In fact the only try that came on the left was from a well-worked movement that ended with a near perfect catch-pass from Nicoll-Klokstad. It’s something we’ve been waiting to see him develop over the years, and it was exciting to see him such a difficult pass under so much pressure. But Charnze also put a ball into the ground when he, and Corey Harawira-Naera outside him, were in acres of space. It was simultaneously a terrible pass from Charnze, and evidence of the difficulties of cohesion Canberra are facing now, with Harawira-Naera inexplicably veering towards the sideline when a straighter line was warranted. It was another mixed outing for the custodian, with a defensive try-saver, another near try-saver, a try assist outweighed by that passing error and a dropped bomb that led to Olam’s try. He wasn’t alone in kick diffusal errors, with another try being set up by Nic Cotric’s error on a kick return.
For his part Brad Schneider saw another game with little to no space. He was terrorised by Munster teeming out of the line. While it made his day difficult, and he was less effective than he would have liked, he still managed to play an important role in Canberra’s first try – where he, Jordan Rapana and Harawira-Naera all showed good hands to get the ball to Semi Valemei in space (and didn’t he take advantage). He was often the Raiders main kicker in attack, and only had one grubber that was poor. By then the game was gone anyway.
Many but not all of Canberra’s errors were in attack and at the end of nearly putting together a worthwhile movement. Handling errors. Kicking errors. Passes thrown into the ground in space. It’s a sign that perhaps there structures are right, but their cohesion and execution remains lacking. It was better than previous weeks in which it was impossible to tell if they had either, such was their ineptness. They’re still feeling out this game-plan. I’d have hoped they would have worked this out before round five, but perhaps an epiphany is coming. Some glorious moment where all the sputtering becomes a fountain. One can only hope,and that’s part of the problem. They’ll likely be doing it without one of their lone bright lights so far after Matt Timoko injured his ankle at the end of the first half. It’s another injury they can ill afford, particular if they’re intent on building anything approaching fluidity.
There are moments but they are too few. It’s the gap between the Raiders and being a good footy team right now.
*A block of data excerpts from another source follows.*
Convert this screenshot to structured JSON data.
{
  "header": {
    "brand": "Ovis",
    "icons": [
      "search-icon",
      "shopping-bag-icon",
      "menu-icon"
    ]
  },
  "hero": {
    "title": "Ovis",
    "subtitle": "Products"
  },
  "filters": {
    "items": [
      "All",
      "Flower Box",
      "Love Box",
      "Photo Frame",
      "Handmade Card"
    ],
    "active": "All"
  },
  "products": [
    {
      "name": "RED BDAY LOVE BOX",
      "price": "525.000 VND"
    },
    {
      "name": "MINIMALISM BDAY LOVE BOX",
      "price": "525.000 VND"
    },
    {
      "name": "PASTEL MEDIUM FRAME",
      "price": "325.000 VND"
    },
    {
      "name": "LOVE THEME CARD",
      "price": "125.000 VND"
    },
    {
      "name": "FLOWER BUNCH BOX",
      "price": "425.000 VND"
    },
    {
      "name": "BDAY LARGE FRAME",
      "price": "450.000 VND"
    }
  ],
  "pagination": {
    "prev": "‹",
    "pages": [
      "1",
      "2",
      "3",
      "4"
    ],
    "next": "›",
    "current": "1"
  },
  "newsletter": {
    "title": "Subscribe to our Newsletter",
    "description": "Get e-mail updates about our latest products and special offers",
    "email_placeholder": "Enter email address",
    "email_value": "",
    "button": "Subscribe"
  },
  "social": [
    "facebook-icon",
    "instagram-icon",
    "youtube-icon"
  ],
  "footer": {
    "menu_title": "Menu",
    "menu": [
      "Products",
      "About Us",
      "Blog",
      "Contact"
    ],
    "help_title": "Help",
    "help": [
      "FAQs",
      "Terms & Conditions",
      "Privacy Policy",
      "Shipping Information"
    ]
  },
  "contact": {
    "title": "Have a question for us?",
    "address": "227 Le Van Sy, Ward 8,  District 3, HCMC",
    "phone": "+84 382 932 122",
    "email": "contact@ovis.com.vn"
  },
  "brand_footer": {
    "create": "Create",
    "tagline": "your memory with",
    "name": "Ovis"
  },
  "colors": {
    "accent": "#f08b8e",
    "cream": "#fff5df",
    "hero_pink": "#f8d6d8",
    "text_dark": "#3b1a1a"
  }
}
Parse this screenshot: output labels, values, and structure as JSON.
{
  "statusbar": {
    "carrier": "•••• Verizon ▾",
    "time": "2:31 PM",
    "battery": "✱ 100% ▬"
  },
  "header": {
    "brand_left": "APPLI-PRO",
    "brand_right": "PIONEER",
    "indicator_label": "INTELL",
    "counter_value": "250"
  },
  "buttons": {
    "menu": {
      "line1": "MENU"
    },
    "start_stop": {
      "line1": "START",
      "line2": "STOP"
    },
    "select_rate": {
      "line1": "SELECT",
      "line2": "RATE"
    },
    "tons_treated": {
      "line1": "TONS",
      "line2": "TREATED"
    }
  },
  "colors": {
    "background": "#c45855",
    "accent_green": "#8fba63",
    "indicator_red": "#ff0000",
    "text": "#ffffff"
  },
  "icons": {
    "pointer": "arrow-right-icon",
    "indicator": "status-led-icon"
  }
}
It’s hardly rocket surgery to suggest, but they can’t expect to compete if they can’t find a route to cohesion and execution on a consistent basis. This game showed them what good teams with good ball should be able to do. Canberra weren’t able to do that, and they weren’t able to stop it. The longer it takes them to find cohesion, discipline and efficiency, the greater the pressure will grow to do so. With a short turn-around for the Cowboys on Thursday, and the Panthers in their near future, time is running out.